Perhaps most prescient of all is the portrayal of Christof by Harris as the kind of pretentious “disruptor” figure that’s been running (and ruining) the real world for the past few years. Peeping on his reality from behind spectacles and a beret, his God figure is torn down and laid bare as the film barrels into its rapturous finale – a “good evening and goodnight”.
Critically acclaimed upon release, The Truman Show also enjoyed tremendous crossover success with Carrey’s audience. Oscar night was dominated by Shakespeare In Love and Saving Private Ryan, but Carrey and Harris won Golden Globes, Weir won a BAFTA and, 25 years on, the film only looks better with age.
While Carrey has relaxed his “no sequels” rule over the years, there’s no sign of revisiting the character – it would probably be a sadder film, because think about recent years and imagine trying to tell Truman Burbank he’s being paranoid ever again. Niccol says he once pitched a sequel TV series for the multi-channel era where two subjects meet each other, but one of the reasons this one is so timeless is that it’s so speculative and spot-on.

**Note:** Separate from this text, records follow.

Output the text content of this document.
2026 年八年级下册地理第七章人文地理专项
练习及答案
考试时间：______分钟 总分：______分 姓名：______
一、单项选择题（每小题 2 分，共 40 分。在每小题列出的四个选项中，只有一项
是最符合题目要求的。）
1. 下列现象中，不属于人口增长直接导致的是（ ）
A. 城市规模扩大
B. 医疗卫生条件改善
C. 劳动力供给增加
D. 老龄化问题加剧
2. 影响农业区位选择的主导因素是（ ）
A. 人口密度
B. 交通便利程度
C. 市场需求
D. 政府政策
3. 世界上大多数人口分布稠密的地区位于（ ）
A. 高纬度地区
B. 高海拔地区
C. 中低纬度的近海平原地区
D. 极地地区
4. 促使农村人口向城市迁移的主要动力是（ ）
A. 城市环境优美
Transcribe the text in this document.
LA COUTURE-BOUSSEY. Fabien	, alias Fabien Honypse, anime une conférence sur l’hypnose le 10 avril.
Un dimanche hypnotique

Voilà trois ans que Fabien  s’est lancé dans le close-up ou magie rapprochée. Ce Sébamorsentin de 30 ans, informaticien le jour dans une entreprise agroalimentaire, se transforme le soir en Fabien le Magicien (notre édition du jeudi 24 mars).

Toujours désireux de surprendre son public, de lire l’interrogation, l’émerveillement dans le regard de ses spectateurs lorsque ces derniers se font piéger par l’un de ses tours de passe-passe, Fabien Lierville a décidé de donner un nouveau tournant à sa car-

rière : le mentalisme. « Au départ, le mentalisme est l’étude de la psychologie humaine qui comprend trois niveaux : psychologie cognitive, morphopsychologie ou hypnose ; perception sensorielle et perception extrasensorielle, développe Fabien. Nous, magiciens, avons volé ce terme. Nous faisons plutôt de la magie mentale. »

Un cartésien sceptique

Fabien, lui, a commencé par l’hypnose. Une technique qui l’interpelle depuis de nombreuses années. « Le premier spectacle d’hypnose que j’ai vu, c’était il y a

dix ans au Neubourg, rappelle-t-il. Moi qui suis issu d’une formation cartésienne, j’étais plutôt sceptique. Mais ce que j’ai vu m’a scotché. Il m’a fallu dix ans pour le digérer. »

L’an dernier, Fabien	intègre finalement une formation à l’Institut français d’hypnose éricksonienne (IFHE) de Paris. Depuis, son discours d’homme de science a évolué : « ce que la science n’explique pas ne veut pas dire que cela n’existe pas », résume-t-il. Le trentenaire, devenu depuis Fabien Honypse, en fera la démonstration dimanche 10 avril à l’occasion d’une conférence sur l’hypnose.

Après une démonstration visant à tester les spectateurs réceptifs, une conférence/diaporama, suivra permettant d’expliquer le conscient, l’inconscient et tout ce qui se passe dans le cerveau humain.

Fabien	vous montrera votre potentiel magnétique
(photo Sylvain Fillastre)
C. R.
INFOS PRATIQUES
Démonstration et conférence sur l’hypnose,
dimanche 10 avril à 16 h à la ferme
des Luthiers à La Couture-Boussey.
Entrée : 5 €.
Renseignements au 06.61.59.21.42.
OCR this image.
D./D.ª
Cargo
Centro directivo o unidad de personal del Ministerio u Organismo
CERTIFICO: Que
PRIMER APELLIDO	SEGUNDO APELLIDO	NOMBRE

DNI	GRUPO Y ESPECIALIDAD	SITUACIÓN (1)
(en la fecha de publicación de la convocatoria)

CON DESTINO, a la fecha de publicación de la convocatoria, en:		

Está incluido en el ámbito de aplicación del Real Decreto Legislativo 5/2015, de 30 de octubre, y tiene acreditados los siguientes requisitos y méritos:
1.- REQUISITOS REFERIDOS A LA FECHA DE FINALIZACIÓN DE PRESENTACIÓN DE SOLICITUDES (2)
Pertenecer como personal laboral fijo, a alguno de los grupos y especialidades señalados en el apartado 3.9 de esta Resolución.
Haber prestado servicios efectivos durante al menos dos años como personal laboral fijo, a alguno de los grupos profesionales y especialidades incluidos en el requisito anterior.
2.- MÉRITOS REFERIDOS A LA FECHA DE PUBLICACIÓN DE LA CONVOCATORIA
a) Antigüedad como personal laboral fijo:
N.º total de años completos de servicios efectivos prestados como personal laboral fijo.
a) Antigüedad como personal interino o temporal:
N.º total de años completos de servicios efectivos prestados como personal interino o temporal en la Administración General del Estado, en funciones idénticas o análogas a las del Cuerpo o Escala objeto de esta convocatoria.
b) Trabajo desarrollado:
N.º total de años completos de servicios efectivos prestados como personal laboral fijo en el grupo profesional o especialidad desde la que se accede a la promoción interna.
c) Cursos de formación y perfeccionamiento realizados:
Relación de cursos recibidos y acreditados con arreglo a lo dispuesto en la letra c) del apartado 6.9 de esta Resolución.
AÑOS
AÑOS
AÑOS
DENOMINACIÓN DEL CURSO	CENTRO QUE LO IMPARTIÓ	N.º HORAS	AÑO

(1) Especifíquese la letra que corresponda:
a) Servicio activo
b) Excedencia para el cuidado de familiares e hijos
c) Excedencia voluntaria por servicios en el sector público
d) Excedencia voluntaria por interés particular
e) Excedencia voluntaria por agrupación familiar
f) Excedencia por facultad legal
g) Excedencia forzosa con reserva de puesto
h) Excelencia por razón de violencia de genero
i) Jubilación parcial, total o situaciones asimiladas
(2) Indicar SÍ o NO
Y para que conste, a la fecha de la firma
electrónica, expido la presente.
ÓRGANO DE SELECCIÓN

As Christof intones to camera at the start: “We’ve become bored with watching actors give us phony emotions. We’re tired of pyrotechnics and special effects. While the world he inhabits is in some respects counterfeit, there’s nothing fake about Truman himself. No scripts, no cue cards… It isn’t always Shakespeare but it’s genuine. It’s a life.”
Niccol and Weir set that up and then spend the next 90 minutes of screentime exploding that view, right up to the comically understated final shot. Boasting Jim Carrey’s best-ever performance, The Truman Show is a triumph of both media satire and cinematic empathy.